Po-em
for John A. Wood
Your words about Williams lodge as proem.
I am still there in that sultry classroom.
We discussed his vanished, Platonic plums
shimmering in the mind of the reader.
You weighed the merits of plums, coming
down, hard, for the value of his po-em.
Leslie Schultz
What do you think? Does the word “poem” have one or two syllables?
That memorable class discussion was the first time I had ever heard the word said so decisively, in conversation, with two syllables.
After yesterday’s post, a sharp-eyed and thoughtful reader raised the question (off-line) of whether the word “poem” has one or two syllables. (Thank you!) This is a great question, one I have been pondering since that graduate workshop at McNeese State University.
We were discussing William Carlos Williams’ famous and evocative “This is just to say…” (see full text, more than a hundred poems, and a full bio of him at the Poetry Foundation website). For those who may not have seen it recently, the poem takes the form of a short note left near the icebox in a kitchen where the hungry person to whom the poem is addressed sought to find those last plums “so sweet and so cold.” The note–one unpunctuated sentence–asks forgiveness because the addresee was probably saving them for breakfast.
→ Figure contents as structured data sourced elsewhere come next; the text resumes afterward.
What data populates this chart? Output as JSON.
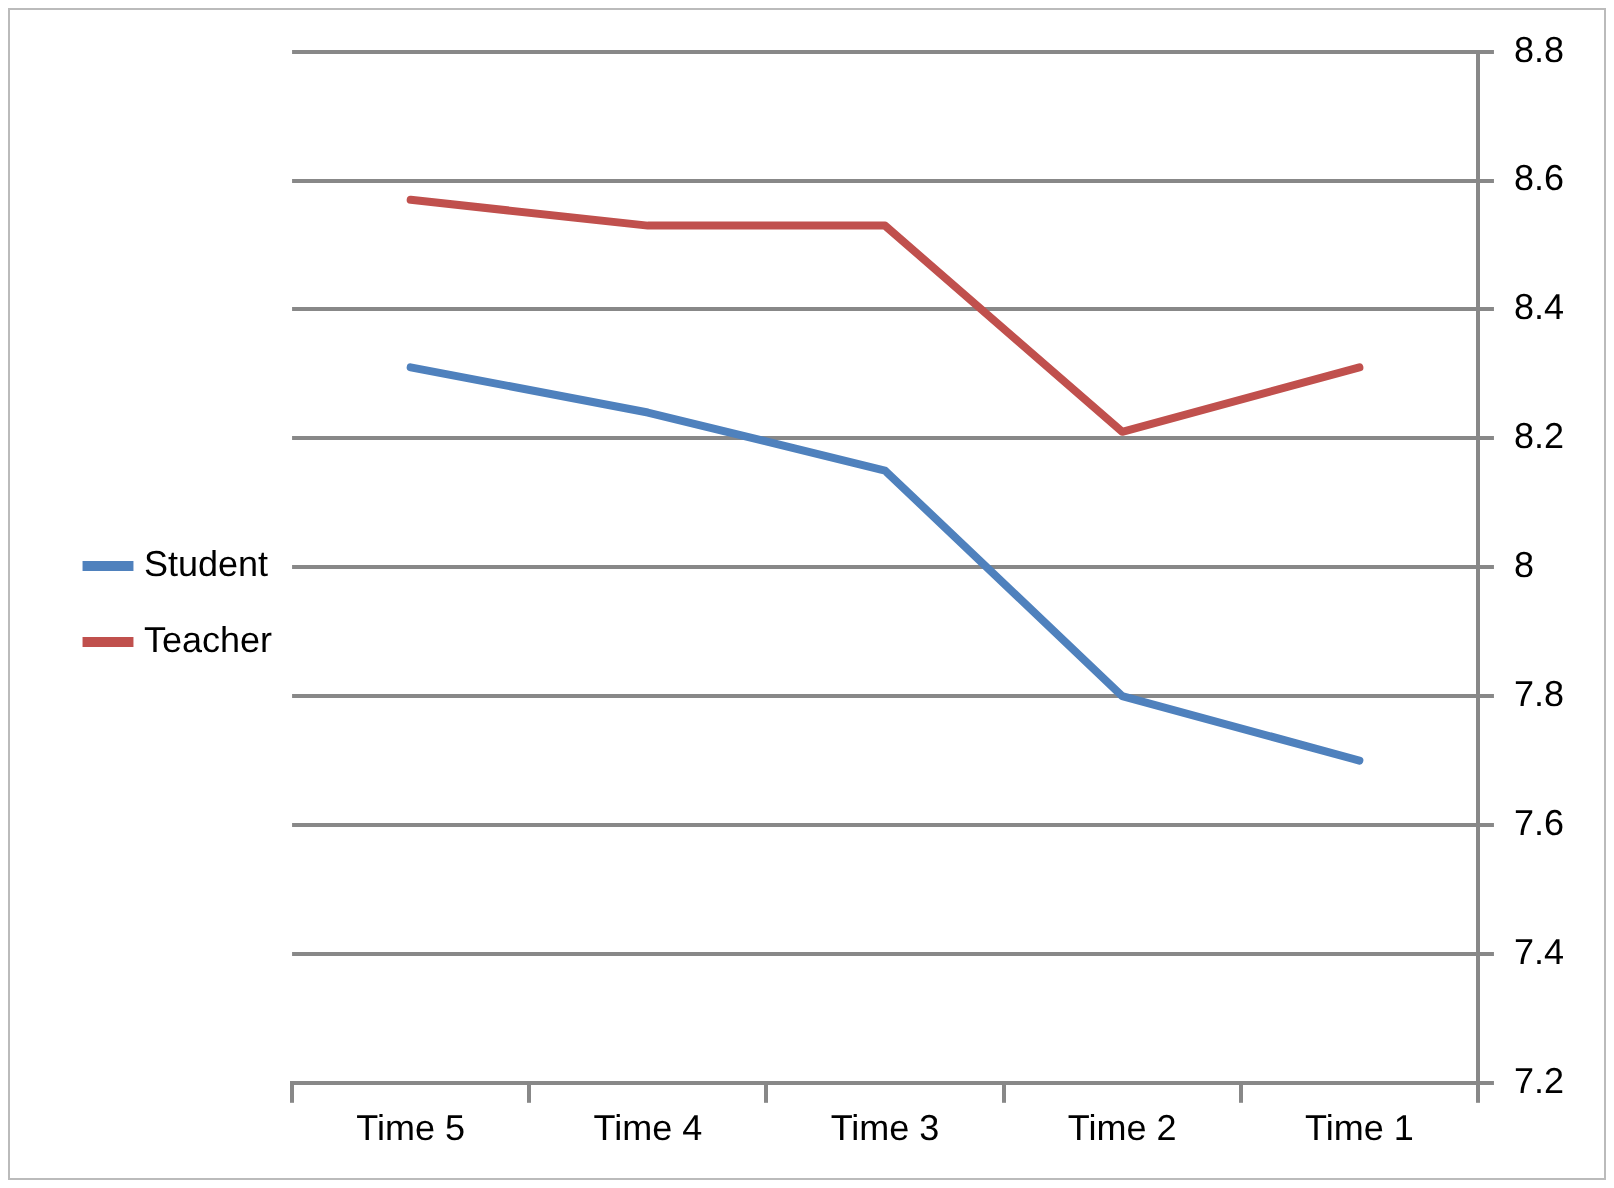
{
  "chart_data": {
    "type": "line",
    "categories": [
      "Time 5",
      "Time 4",
      "Time 3",
      "Time 2",
      "Time 1"
    ],
    "series": [
      {
        "name": "Student",
        "color": "#4f81bd",
        "values": [
          8.31,
          8.24,
          8.15,
          7.8,
          7.7
        ]
      },
      {
        "name": "Teacher",
        "color": "#c0504d",
        "values": [
          8.57,
          8.53,
          8.53,
          8.21,
          8.31
        ]
      }
    ],
    "ylim": [
      7.2,
      8.8
    ],
    "yticks": [
      7.2,
      7.4,
      7.6,
      7.8,
      8,
      8.2,
      8.4,
      8.6,
      8.8
    ],
    "grid": "y",
    "legend": "left",
    "marker": "none",
    "line_style": "solid"
  }
}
In this tiny poem, the most vivid image by far is of those shimmering plums, so desirable and now forever out of reach. Someone in the class, I recall, said that he would not find the theft of the plums easy to forgive. John said decisively, in his resonant, Southern-accented voice, “The plums were gone, true. But in their place was a po-em.”
Two full syllables.
As the reader yesterday rightly observed, illustrating with the famous lines by Joyce Kilmer, (“I think that I shall never see / a poem lovely as a tree”), the word “poem” is traditionally given two syllables. My most recent dictionary, Merriam-Webster’s Collegiate Dictionary, Eleventh Edition, gives both options nearly equal weight, though lists the two-syllable option first. Is this a regional difference? (I grew up in the Midwest, hearing “pome” rather than “po-em”.) Is the language evolving along telegraphic, Twitteresque lines? Or is it, in some respects, inherently ambiguous?
One puzzle often occurs when two vowel sounds (or a long diphthong) are side-by-side. The word “fir,” for example, in unambiguous in its single syllable. Once a silent “e” is added, however, to make “fire” the vowel sound shifts and lengthens. One syllable? Or two? Or, as I do in speech, for “poem”, something in between, a sort-of nestled-in, semi-swallowed, one-and-a-half syllables?
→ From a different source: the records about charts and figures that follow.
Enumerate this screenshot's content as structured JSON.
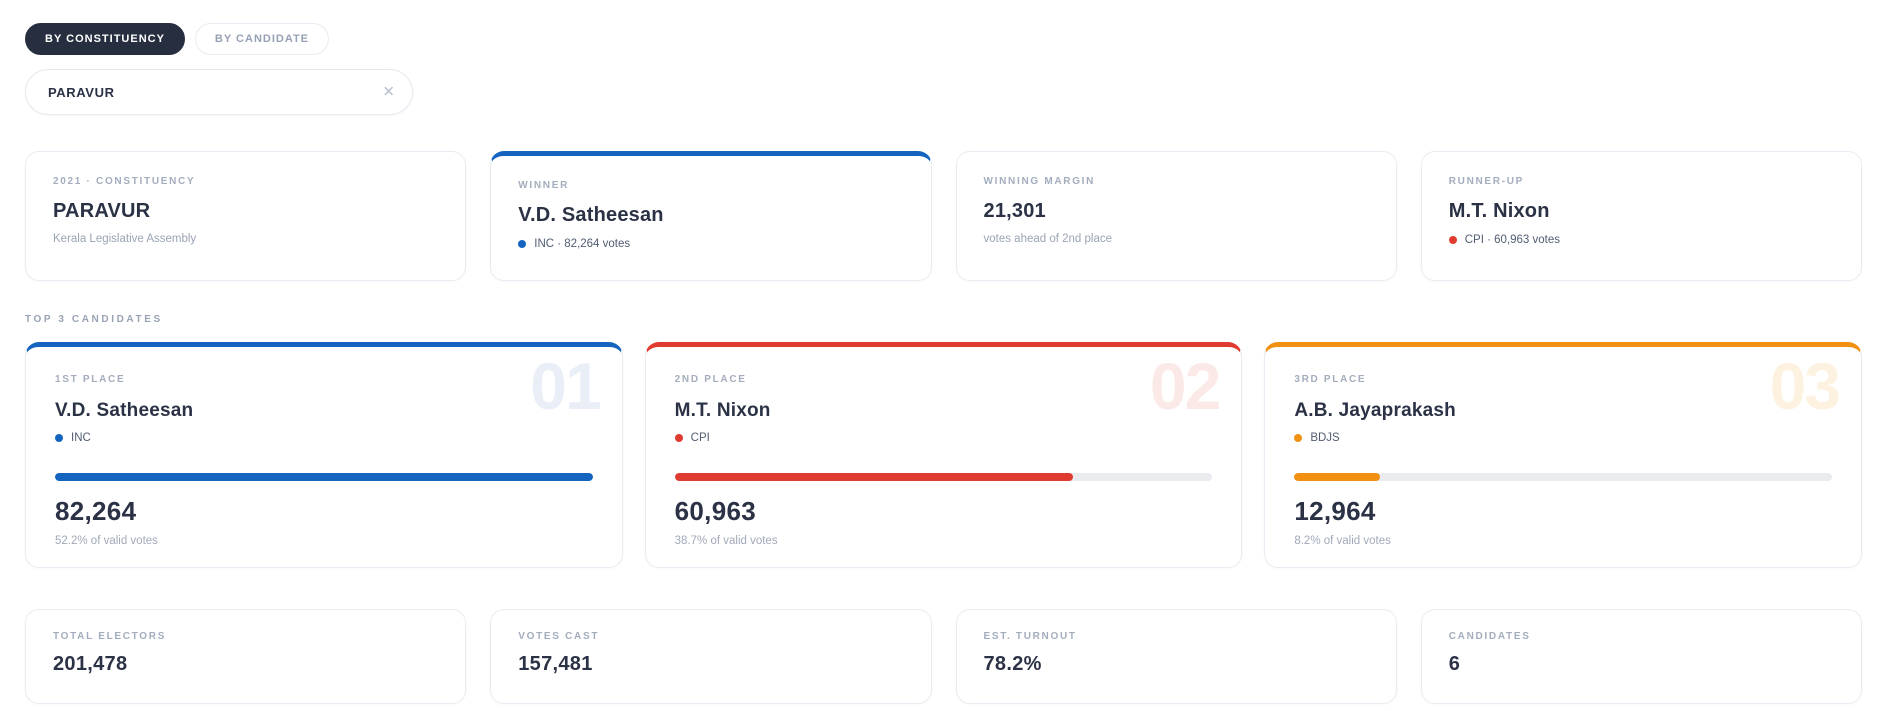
{
  "tabs": [
    {
      "label": "BY CONSTITUENCY",
      "active": true
    },
    {
      "label": "BY CANDIDATE",
      "active": false
    }
  ],
  "search": {
    "value": "PARAVUR",
    "clear_icon": "✕"
  },
  "summary_cards": {
    "constituency": {
      "label": "2021 · CONSTITUENCY",
      "title": "PARAVUR",
      "subtitle": "Kerala Legislative Assembly"
    },
    "winner": {
      "label": "WINNER",
      "title": "V.D. Satheesan",
      "detail": "INC · 82,264 votes",
      "accent": "#1565c0"
    },
    "margin": {
      "label": "WINNING MARGIN",
      "title": "21,301",
      "subtitle": "votes ahead of 2nd place"
    },
    "runner_up": {
      "label": "RUNNER-UP",
      "title": "M.T. Nixon",
      "detail": "CPI · 60,963 votes",
      "accent": "#e23d32"
    }
  },
  "section_label": "TOP 3 CANDIDATES",
  "candidates": [
    {
      "place_label": "1ST PLACE",
      "rank": "01",
      "name": "V.D. Satheesan",
      "party": "INC",
      "votes": "82,264",
      "share": "52.2% of valid votes",
      "bar_width": "100%",
      "color": "#1565c0",
      "watermark_color": "#e9eef7"
    },
    {
      "place_label": "2ND PLACE",
      "rank": "02",
      "name": "M.T. Nixon",
      "party": "CPI",
      "votes": "60,963",
      "share": "38.7% of valid votes",
      "bar_width": "74%",
      "color": "#e03b30",
      "watermark_color": "#fbe9e7"
    },
    {
      "place_label": "3RD PLACE",
      "rank": "03",
      "name": "A.B. Jayaprakash",
      "party": "BDJS",
      "votes": "12,964",
      "share": "8.2% of valid votes",
      "bar_width": "16%",
      "color": "#f29012",
      "watermark_color": "#fdf2e0"
    }
  ],
  "stats": [
    {
      "label": "TOTAL ELECTORS",
      "value": "201,478"
    },
    {
      "label": "VOTES CAST",
      "value": "157,481"
    },
    {
      "label": "EST. TURNOUT",
      "value": "78.2%"
    },
    {
      "label": "CANDIDATES",
      "value": "6"
    }
  ]
}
James Joyce’s Pomes Pennyeach, is a collection of thirteen poems composed over a twenty-year period and published in 1927 by the Parisian-based book store and publishing concern, Shakespeare and Company. The small volume sold for a shilling (twelve pennies) and was a play on “poems” and “pommes” (the French word for “apples”)–and, perhaps, knowing Joyce’s multi-layered humor–also on “peach”. It was an Irish tradesman’s “baker’s dozen” or a French merchant’s ligniappe, a little something extra. (Today, I think the American phrase is the bald-faced “gift with purchase”.)
Poets, especially those English language poets who sometimes work within strict metrical schemes, are delighted and daunted by words that taunt us with “now you see ’em, now you don’t” syllables.Certainly it opens up more choices. I think it is part of the magic of English that this feature is embedded with the very word “poem.”
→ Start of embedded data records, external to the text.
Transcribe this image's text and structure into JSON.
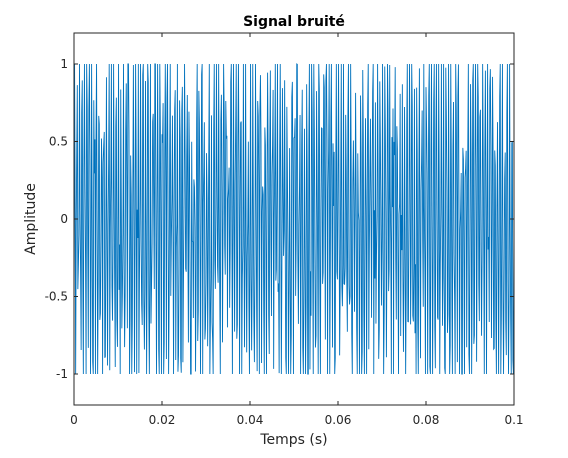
{
  "chart_data": {
    "type": "line",
    "title": "Signal bruité",
    "xlabel": "Temps (s)",
    "ylabel": "Amplitude",
    "xlim": [
      0,
      0.1
    ],
    "ylim": [
      -1.2,
      1.2
    ],
    "xticks": [
      0,
      0.02,
      0.04,
      0.06,
      0.08,
      0.1
    ],
    "xtick_labels": [
      "0",
      "0.02",
      "0.04",
      "0.06",
      "0.08",
      "0.1"
    ],
    "yticks": [
      -1,
      -0.5,
      0,
      0.5,
      1
    ],
    "ytick_labels": [
      "-1",
      "-0.5",
      "0",
      "0.5",
      "1"
    ],
    "grid": false,
    "legend": "none",
    "series": [
      {
        "color": "#0072BD",
        "signal_model": "sum of sinusoids with noise, amplitude bounded to [-1, 1]",
        "frequency_hz": 1800,
        "amplitude": 1.0,
        "sample_rate_hz": 8000
      }
    ]
  }
}
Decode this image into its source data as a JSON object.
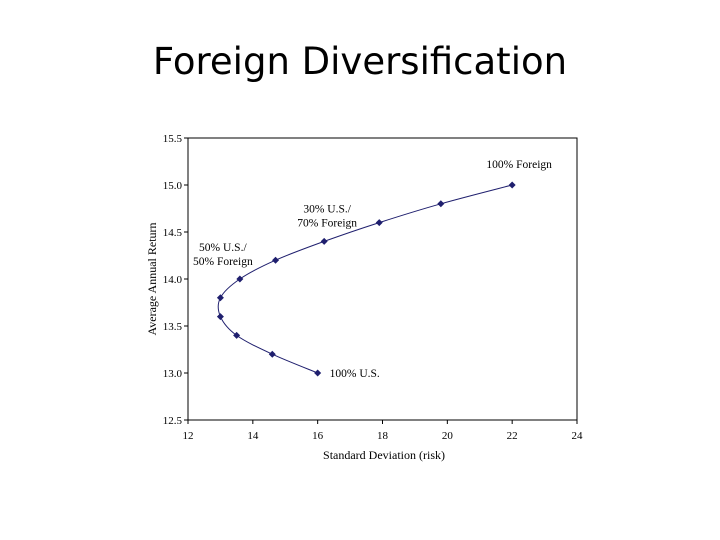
{
  "slide": {
    "title": "Foreign Diversification"
  },
  "chart_data": {
    "type": "scatter",
    "title": "",
    "xlabel": "Standard Deviation (risk)",
    "ylabel": "Average Annual Return",
    "xlim": [
      12,
      24
    ],
    "ylim": [
      12.5,
      15.5
    ],
    "xticks": [
      "12",
      "14",
      "16",
      "18",
      "20",
      "22",
      "24"
    ],
    "yticks": [
      "12.5",
      "13.0",
      "13.5",
      "14.0",
      "14.5",
      "15.0",
      "15.5"
    ],
    "grid": false,
    "legend": "none",
    "series": [
      {
        "x": [
          16.0,
          14.6,
          13.5,
          13.0,
          13.0,
          13.6,
          14.7,
          16.2,
          17.9,
          19.8,
          22.0
        ],
        "y": [
          13.0,
          13.2,
          13.4,
          13.6,
          13.8,
          14.0,
          14.2,
          14.4,
          14.6,
          14.8,
          15.0
        ],
        "color": "#1f1f6e"
      }
    ],
    "annotations": [
      {
        "lines": [
          "100% U.S."
        ],
        "x": 16.0,
        "y": 13.0,
        "anchor": "right"
      },
      {
        "lines": [
          "50% U.S./",
          "50% Foreign"
        ],
        "x": 13.6,
        "y": 14.0,
        "anchor": "upper-left"
      },
      {
        "lines": [
          "30% U.S./",
          "70% Foreign"
        ],
        "x": 16.2,
        "y": 14.4,
        "anchor": "upper-right"
      },
      {
        "lines": [
          "100% Foreign"
        ],
        "x": 22.0,
        "y": 15.0,
        "anchor": "upper-left"
      }
    ]
  }
}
If you have a strong opinion or a stray thought on this topic, please let me know!
Until tomorrow!
Leslie
Hi Julia,
Thank you! I did not know that. I, too, like the feminine ending.
Leslie
The Russian word “поэма,” which means only a long poem, a ballad, or a novel in verse, had three syllables: по – э – ма (the stress is on the second syllable). I like the fact that the word has the feminine ending.
Hi Beth,
Thanks for you thoughtful response. Interesting about Annie Dillard. And, regarding the prose commentary of the first two days–not necessarily a regular feature! Just when/if the spirit moves. I shall always put the poem first so readers can just read that, if they wish. Leslie
I miss talking with John, though it has been decades since we spoke. I also remember him discussing the (lack) of an audience for poetry, as opposed to popular music. He said he wanted to be in the middle of an enormous cheering crowd “like Billy Idol”! And, do you know, I can see him there!
I guess I didn’t understand that we’d be getting a poetry lesson every day! How wonderful. I come down squarely in the middle of the one versus two-syllable word “poem.” It’s about function, right? In some cases two seems just right. In other cases, one.
I remember reading one of Annie Dillard’s essays about language and how sometimes she felt strongly about using “Okay” versus “OK.” I’ll have to find that passage and share it but for now I think that sensibility applies to poem!
What a lovely memory of John at his best!